Développement lent et températures très basses
Pourquoi est-ce si long? Pour deux raisons. La première, c'est qu'il fait froid au fond de l'océan et la seconde, c'est qu'il faut du temps pour que de mini pieuvres se développent parfaitement. Au cœur de la nichée, la température varie entre 2,8 et 3,4 °C et pour des animaux à sang froid, plus il fait froid, plus le temps nécessaire au développement des embryons est long. De même, un temps de développement long permet aussi des œufs plus gros, pour que les petits soient tout de suite autonomes après l'éclosion.
Pour la mère, le challenge consiste à déterminer le nombre d’œufs qu'elle peut pondre, par rapport au temps qu'elle peut prendre pour les couver et s'assurer de leur sécurité. C'est un véritable numéro d'équilibriste pour la mère pieuvre: elle doit survivre suffisamment longtemps pour voir l'éclosion, mais si elle survit trop longtemps après, cela veut dire qu'elle aurait pu pondre davantage. Plus le moment de sa mort coïncide avec celui l'éclosion, mieux elle saura combien pondre d’œufs pour s'assurer au maximum de leur sûreté, même si le mécanisme à l’œuvre dans une telle coordination n'est pas encore connu.
L'autre mystère, c'est la manière dont la mère survient à ses propres besoins pendant la couvaison. Même si, avec des températures aussi basses et le fait qu'elle reste immobile, son métabolisme ne nécessite pas beaucoup d'énergie, on ne sait toujours pas comment elle s'y prend pour survivre si longtemps sans visiblement se nourrir.

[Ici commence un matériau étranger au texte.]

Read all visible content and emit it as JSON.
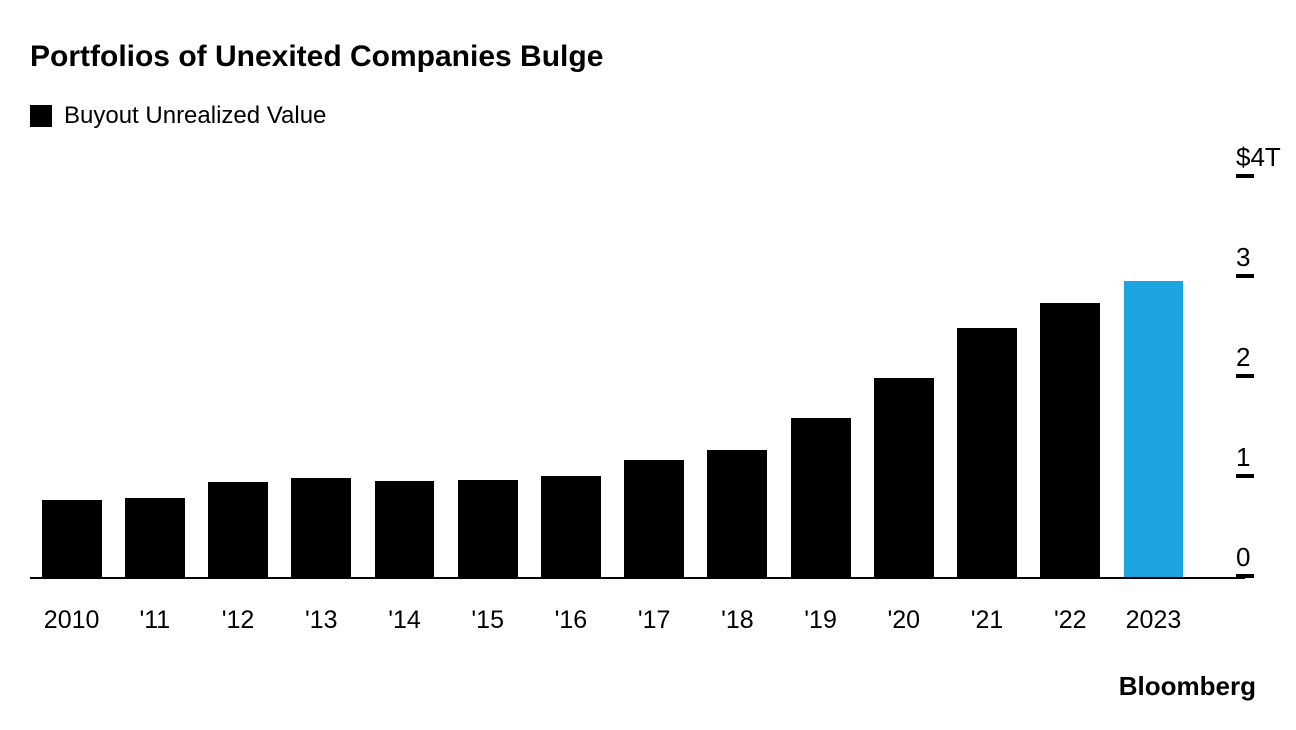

Il est possible qu'elle ait avalé des crabes qui passaient à proximité quand les scientifiques ne l'observaient pas, voire des œufs non fécondés ou malades, comme le font d'autres espèces de pieuvres. Dans tous les cas, la durée de sa couvaison excède ce que les biologistes estimaient être jusqu'à présent son espérance de vie.